American society has had a difficult time finding the appropriate care for the mentally ill. Today in some jails, up to half of the inmates have a diagnosable DSM disorder. This phenomenon of treating mental health in prisons and conventional hospitals is known as trans-institutionalization and has proven to be quite unsuccessful. About a quarter of the homeless population suffers from a mental health disorder (as opposed to 6% of the general U.S. population). And these statistics came after large-scale, inhumane institutions closed around the country beginning in the 1950’s. With the disproval of large institutions and trans-institutionalization as effective means for healing, as well as the low resources and ineffective implementation of community-based healthcare, there is a need for a new, innovative solution.
My conception of this solution is through the re-institutionalization of mental healthcare. This approach means sensitively hearkening back to the days where mental health was treated in brick-and-mortar institutions, albeit with extreme readjustments. The modern institution needs to become a place of community, not isolation. It needs to become a place of healing, not condemnation. And it needs to become a place of promise, not of despair.

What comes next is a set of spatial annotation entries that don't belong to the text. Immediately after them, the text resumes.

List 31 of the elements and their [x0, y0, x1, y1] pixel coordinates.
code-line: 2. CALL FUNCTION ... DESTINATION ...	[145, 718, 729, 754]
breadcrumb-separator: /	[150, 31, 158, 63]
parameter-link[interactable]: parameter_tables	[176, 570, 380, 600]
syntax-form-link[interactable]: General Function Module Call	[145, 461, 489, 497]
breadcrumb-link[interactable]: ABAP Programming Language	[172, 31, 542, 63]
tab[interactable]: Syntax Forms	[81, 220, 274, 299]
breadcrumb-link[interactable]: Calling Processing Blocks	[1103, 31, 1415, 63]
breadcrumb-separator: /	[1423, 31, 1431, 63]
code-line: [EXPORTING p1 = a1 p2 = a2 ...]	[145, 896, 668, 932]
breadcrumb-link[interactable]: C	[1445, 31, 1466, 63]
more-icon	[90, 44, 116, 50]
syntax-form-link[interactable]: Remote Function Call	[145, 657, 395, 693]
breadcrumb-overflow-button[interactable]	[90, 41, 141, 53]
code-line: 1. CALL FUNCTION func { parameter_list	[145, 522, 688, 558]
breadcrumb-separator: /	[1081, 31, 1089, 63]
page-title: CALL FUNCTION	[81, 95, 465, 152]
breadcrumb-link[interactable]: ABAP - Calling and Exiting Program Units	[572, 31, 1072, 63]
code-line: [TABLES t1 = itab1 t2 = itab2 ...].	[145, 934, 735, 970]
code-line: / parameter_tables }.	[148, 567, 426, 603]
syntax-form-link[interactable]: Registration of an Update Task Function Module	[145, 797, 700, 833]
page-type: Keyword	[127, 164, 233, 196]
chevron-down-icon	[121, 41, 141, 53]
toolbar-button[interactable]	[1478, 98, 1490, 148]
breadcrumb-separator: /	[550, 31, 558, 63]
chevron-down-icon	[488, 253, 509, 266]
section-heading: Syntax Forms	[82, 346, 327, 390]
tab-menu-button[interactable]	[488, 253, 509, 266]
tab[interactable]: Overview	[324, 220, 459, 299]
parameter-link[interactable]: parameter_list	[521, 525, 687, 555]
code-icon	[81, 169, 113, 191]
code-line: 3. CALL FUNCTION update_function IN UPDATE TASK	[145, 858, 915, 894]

Affiliated with the University of Virginia Health System, my in-patient mental health facility will be located in Foxhaven Farm in Charlottesville, VA. This facility will have a focus on engagement within the facility and engagement with the surrounding community. Nursing staff will plan recreational programming such as yoga, gardening, and art displays, bringing in local experts as needed. Chaperoned trips to downtown (for farmers markets, dining, shopping, and other reasons) will encourage normality and engagement with the community while providing needed supervision and guidance. The complex will have 6 residence buildings (“cloisters”), consisting of 6 patients and 1 nurse. Three cloisters are organized around a central communal core with living room, dining, and treatment spaces. This enforces the idea of fractals of privacy. Each person will have their own room, and each residence will have shared common spaces as well. The other facilities will consist of treatment spaces, offices, recreational spaces, and dining.

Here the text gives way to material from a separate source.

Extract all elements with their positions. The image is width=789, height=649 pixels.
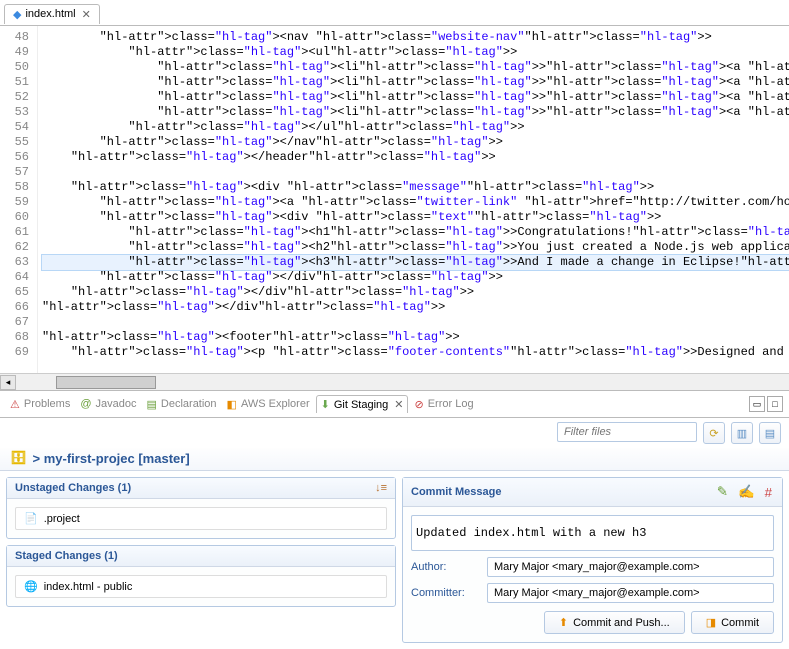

My sample residential building emphasizes order, comfort, privacy, communal living, and integration with the outdoors. The central arrangement around a cloister brings in fresh air and natural light. The rooms have sleeping space and living spaces, with private porches and shared bathrooms. The living room is big enough for people to either socially engage or sit separately. The nurse has a two story suite, and there is room for a psychiatrist office and treatment room on the second floor of the central core. The materials of soft stone masonry and wood cladding evoke comfort, nature, and warmth. The scale of the building emphasizes horizontality to make sure it is not an oppressing feature in the landscape.